A visit to GM Watch will reveal a catalogue of similar protests over recent weeks, months and years. Here's just a recent sample of headlines: ‘No Improvement in EU’s GMO risk assessment’, ‘Unlabelled clone meat allowed on shop shelves’, ‘Industrial poultry, GM feed and the RTRS’. The mainstream press may have wearied somewhat from their ‘Frankenstein Food’ stories of old. But passions among a large sub-set of consumers still run high.
Recent years have seen huge advances in GM technology. Who could have imagined filling your grocery basket with ‘pluots’ (a hybrid of plums and apricots), ‘lematos’ (lemons and tomatos) or ‘grapples’ (grapes and apples)? Or heading down to your local pet store and buying a GloFish (a modified florescent zebrafish)? Gimmicks aside, GM goods now proliferate in our food chain. American dairy farmers, for instance, are now saying the days of non-GM organic milk are numbered. (The warning follows the decision by the US Department of Agriculture earlier this year to legalise GM alfalfa, an essential feed for dairy cows).

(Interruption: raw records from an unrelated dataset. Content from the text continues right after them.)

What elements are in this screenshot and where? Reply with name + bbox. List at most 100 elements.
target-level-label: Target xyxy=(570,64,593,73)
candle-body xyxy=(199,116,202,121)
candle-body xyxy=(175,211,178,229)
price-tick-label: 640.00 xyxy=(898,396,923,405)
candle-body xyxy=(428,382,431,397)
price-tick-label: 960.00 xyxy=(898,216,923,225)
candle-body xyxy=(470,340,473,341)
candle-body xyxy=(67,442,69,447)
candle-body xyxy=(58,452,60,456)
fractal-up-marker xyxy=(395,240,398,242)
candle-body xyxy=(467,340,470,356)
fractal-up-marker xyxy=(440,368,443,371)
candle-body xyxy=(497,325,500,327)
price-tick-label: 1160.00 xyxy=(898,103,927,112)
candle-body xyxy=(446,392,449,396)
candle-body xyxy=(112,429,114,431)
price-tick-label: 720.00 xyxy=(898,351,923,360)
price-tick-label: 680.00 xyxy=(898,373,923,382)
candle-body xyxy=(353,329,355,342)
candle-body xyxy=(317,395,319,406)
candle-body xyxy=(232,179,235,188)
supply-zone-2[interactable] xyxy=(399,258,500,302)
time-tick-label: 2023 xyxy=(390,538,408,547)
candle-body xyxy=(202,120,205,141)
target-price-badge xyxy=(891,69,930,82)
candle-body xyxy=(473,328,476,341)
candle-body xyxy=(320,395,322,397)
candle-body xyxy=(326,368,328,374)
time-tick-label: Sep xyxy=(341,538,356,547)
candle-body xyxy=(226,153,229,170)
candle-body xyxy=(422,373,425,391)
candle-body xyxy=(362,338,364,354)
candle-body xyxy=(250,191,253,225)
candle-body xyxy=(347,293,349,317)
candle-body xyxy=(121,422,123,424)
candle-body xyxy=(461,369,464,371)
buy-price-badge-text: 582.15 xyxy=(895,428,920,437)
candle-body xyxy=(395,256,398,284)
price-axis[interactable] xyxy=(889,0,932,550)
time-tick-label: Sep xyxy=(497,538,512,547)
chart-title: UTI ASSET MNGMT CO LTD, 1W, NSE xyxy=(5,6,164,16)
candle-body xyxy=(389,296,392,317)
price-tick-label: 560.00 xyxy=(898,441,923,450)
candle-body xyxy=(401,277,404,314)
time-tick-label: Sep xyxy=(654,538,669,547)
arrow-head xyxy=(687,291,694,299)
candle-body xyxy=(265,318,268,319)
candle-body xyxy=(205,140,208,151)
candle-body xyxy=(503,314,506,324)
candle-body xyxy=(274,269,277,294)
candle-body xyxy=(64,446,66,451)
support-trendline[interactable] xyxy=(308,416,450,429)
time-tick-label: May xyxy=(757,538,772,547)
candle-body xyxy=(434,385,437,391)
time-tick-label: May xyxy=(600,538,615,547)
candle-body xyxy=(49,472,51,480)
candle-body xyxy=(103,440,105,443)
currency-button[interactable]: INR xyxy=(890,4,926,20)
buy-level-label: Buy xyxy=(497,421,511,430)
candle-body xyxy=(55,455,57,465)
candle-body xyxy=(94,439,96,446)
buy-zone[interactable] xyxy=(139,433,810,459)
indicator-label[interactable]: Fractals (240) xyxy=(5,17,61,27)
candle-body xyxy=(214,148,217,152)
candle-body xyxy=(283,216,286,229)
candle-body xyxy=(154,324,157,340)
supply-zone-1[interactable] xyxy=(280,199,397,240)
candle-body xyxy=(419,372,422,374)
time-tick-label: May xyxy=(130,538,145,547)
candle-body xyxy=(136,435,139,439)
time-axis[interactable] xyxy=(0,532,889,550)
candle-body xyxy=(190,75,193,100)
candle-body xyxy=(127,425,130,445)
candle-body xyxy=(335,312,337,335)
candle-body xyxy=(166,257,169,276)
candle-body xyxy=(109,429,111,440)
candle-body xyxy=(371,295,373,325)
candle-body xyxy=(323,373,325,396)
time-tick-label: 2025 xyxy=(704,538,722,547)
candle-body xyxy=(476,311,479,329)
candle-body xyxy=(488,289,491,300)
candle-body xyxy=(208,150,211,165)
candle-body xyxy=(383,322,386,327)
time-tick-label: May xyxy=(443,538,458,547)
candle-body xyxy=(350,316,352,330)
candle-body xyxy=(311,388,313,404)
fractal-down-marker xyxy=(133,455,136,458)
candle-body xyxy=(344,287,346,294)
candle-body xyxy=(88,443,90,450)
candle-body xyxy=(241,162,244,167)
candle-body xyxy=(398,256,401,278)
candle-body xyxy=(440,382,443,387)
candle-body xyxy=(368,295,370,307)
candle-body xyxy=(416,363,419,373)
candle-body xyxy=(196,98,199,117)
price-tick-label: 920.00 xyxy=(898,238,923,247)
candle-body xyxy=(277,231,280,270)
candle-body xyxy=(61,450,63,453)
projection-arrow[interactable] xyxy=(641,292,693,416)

Yet the fundamental arguments are much the same as when GMOs first burst onto the commercial scene. In the one corner, you have a vocal consumer lobby - perturbed about the technology’s potential health and environmental impacts. In the other, you have the biotech industry – rich, powerful and intent on arguing that GM is the future for a resource-stretched planet. The result has been a heated and often vitriolic clash. None more so than Monsanto’s head-on collision with European regulators and the general public back in the late 1990s.
As part of Ethical Corporation’s collection of landmark events for the corporate responsibility movement, Ben Schiller examines this mother of all battles. Some of the lessons are particular to the time and the industry. Playing with science – particularly when it’s linked to something as fundamental as the food we eat – is, and always be, an emotive subject.
Other lessons, however, are more generic. Most revolve around communications. Sat in St. Louis, Missouri, six hours behind London, Monsanto’s PR team were always one step behind the news agenda. The US company's advertising wasn't always the wisest either. (An early set of ads were rules as misleading by the UK watchdog). Schiller examines the PR battle in depth. The ultimate lesson? Regretable as it sounds, good news will never trump bad. Companies just have to hope journalists will eventually grow bored and move on. For GMOs, that strategy seems to have worked of late. But the coming potato harvest could see the horror headlines return. Does a ‘Spud Wars’ summer lie ahead?